13/07/2026

Il mercato del lavoro rallenta? Non ancora. Ma sta cambiando.

L’economia rallenta, ma il mercato del lavoro continua a tenere. È una delle apparenti contraddizioni più interessanti dell’Italia di questi mesi: da un lato i segnali di raffreddamento della crescita, dall’altro un’occupazione che, pur mostrando le prime oscillazioni congiunturali, resta su livelli storicamente elevati.

Secondo ISTAT, a maggio 2026 gli occupati hanno raggiunto quota 24 milioni 336 mila, in crescita di 228 mila unità rispetto a un anno prima, mentre il tasso di disoccupazione è sceso al 5,0%. La fotografia mensile, però, invita alla prudenza: rispetto ad aprile gli occupati diminuiscono di 22 mila unità e cresce il numero degli inattivi. Un segnale che suggerisce di leggere questi dati come l’evoluzione di un mercato in trasformazione, più che come una semplice crescita lineare.

Il contesto macroeconomico aiuta a comprenderne le ragioni. Il Centro Studi Confindustria descrive un’economia in rallentamento, appesantita dall’incertezza internazionale, da consumi più prudenti e da investimenti che procedono con maggiore cautela. Allo stesso tempo, però, il sistema produttivo continua a trovare sostegno negli investimenti legati al PNRR, evitando un indebolimento più marcato del ciclo economico.

È in questo scenario che va letta anche la dinamica della domanda di lavoro.

Secondo il Sistema Informativo Excelsior di Unioncamere, nel periodo giugno-agosto 2026 le imprese italiane prevedono 1.536.330 entrate, un volume ancora molto elevato, seppur in lieve diminuzione rispetto allo stesso periodo del 2025. Nel solo mese di giugno, inoltre, la difficoltà di reperimento interessa il 42,0% delle ricerche, con valori ancora più elevati per professioni tecniche, operai specializzati e altre figure ad alta qualificazione.

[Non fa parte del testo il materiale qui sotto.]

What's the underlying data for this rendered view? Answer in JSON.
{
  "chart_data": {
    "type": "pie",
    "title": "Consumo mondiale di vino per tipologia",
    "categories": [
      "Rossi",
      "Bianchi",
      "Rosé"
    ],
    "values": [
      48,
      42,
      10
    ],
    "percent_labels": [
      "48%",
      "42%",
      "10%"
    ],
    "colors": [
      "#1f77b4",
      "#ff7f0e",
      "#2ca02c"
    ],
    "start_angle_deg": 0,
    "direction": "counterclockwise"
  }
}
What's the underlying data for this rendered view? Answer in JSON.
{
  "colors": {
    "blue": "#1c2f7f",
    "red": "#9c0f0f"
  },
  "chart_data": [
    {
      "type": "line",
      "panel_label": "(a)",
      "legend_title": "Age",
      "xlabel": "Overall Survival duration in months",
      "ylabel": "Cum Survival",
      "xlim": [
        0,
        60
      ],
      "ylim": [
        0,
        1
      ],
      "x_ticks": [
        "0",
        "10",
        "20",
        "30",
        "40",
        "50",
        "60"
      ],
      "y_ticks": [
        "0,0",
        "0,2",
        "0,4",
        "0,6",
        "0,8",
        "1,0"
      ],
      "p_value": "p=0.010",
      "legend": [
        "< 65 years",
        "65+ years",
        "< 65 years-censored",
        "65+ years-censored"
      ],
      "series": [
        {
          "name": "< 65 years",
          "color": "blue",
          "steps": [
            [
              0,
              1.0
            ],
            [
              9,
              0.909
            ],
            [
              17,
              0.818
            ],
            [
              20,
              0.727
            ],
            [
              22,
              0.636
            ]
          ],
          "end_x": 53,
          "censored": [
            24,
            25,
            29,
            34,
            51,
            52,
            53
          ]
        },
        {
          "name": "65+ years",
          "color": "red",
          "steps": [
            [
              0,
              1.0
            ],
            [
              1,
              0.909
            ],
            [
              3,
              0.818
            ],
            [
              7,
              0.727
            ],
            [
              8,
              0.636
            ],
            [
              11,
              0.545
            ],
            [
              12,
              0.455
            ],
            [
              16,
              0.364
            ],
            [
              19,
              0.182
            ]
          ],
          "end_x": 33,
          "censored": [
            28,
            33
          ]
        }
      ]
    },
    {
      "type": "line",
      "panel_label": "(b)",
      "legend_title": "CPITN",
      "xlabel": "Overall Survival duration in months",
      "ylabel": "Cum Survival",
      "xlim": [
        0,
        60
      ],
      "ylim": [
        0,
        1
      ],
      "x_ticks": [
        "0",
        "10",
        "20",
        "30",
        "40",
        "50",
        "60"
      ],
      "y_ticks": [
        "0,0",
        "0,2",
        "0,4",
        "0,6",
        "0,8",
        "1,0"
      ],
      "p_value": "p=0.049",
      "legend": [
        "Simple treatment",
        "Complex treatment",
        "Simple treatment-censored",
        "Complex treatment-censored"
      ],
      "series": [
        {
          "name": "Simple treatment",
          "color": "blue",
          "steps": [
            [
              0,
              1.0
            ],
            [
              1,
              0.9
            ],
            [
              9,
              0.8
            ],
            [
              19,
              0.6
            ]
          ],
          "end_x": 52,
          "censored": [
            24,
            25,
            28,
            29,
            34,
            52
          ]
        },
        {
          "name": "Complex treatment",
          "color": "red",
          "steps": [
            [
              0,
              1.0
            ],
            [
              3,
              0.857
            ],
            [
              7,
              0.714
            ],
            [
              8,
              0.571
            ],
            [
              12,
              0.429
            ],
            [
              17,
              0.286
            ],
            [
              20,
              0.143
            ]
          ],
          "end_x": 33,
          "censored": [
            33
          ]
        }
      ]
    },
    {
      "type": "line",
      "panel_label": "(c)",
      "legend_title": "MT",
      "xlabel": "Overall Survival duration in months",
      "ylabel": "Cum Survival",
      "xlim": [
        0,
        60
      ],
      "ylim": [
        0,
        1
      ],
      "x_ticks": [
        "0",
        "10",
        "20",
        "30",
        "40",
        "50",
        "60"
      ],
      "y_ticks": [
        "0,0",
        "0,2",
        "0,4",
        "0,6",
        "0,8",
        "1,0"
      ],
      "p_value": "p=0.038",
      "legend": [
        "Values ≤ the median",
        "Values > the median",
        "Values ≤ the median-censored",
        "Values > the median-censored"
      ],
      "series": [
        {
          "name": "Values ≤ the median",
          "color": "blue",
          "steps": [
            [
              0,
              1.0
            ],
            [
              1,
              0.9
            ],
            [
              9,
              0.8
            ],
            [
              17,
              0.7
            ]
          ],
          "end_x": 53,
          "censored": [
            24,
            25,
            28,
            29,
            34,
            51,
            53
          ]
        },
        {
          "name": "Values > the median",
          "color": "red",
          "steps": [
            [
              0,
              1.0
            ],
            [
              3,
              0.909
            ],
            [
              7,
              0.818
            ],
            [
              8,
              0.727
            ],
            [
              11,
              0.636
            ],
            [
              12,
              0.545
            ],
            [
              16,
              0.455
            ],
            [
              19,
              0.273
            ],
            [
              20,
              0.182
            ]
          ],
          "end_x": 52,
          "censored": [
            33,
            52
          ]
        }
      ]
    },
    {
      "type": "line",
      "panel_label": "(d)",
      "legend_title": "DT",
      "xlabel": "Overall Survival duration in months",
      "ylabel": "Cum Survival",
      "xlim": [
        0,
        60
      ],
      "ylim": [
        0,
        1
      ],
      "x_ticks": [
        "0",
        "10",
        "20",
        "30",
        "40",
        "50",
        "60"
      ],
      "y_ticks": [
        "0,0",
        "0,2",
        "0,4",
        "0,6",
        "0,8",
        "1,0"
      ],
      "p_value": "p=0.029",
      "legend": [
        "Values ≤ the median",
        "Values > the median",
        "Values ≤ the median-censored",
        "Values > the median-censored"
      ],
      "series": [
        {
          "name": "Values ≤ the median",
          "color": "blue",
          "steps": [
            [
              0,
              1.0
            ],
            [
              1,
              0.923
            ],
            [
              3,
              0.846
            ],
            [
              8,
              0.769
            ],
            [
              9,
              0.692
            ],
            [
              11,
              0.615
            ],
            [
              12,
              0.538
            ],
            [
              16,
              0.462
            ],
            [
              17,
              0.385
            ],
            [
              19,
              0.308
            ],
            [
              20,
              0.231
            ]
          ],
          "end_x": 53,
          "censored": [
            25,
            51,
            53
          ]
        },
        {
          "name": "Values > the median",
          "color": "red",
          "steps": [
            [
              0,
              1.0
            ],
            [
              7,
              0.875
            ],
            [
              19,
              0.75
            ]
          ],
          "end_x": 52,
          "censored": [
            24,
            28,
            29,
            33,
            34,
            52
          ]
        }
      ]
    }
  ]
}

Il punto, quindi, non è capire se le imprese continuino ad assumere. I dati dicono che continuano a farlo. Il tema è un altro: trovare le competenze necessarie. È qui che oggi si concentra la principale tensione del mercato del lavoro.

In altre parole, il lavoro non sta rallentando nella stessa misura dell’economia. Sta cambiando composizione, qualità e modalità di incontro tra domanda e offerta.

La media nazionale, però, racconta solo una parte della storia.

Scendendo nei territori, il mercato del lavoro cambia volto. Le specializzazioni produttive, la struttura economica locale e la disponibilità di competenze rendono ogni area del Paese diversa dall’altra.

È una dinamica che ritroviamo anche nei dati del secondo trimestre di AxL. L’analisi di quasi 6.000 persone inserite nel mondo del lavoro mostra una distribuzione che riflette la vocazione economica dei territori: produzione e manifattura nel Nord Ovest, logistica e supply chain nel Nord Est, Ho.Re.Ca. e turismo nel Centro, customer care e servizi commerciali nel Sud.

Ma emerge anche un elemento meno evidente e, forse, ancora più significativo.

Le professioni che generano il maggior numero di inserimenti non coincidono sempre con quelle più difficili da reperire. Produzione e logistica continuano ad assorbire i volumi maggiori, mentre sanità e assistenza, professioni tecniche specialistiche e, in molti territori, turismo e ristorazione registrano livelli di difficoltà di reperimento nettamente superiori.

È il segnale di un mercato che non soffre soltanto di una carenza quantitativa di persone, ma di un progressivo disallineamento tra competenze disponibili e competenze richieste.

Per questo oggi non basta osservare quanti posti di lavoro vengono creati. Occorre capire dove si concentrano, quali competenze richiedono e perché alcune continuano a essere così difficili da reperire.

La media nazionale racconta la direzione del cambiamento. I territori spiegano come quel cambiamento prende forma.

Ed è proprio da questa prospettiva che nasce Cruscotto Lavoro: non come una raccolta di statistiche, ma come uno strumento per leggere il mercato del lavoro attraverso i dati, interpretarli alla luce del contesto economico e comprendere come evolvono, trimestre dopo trimestre, i fabbisogni delle imprese e le opportunità per le persone.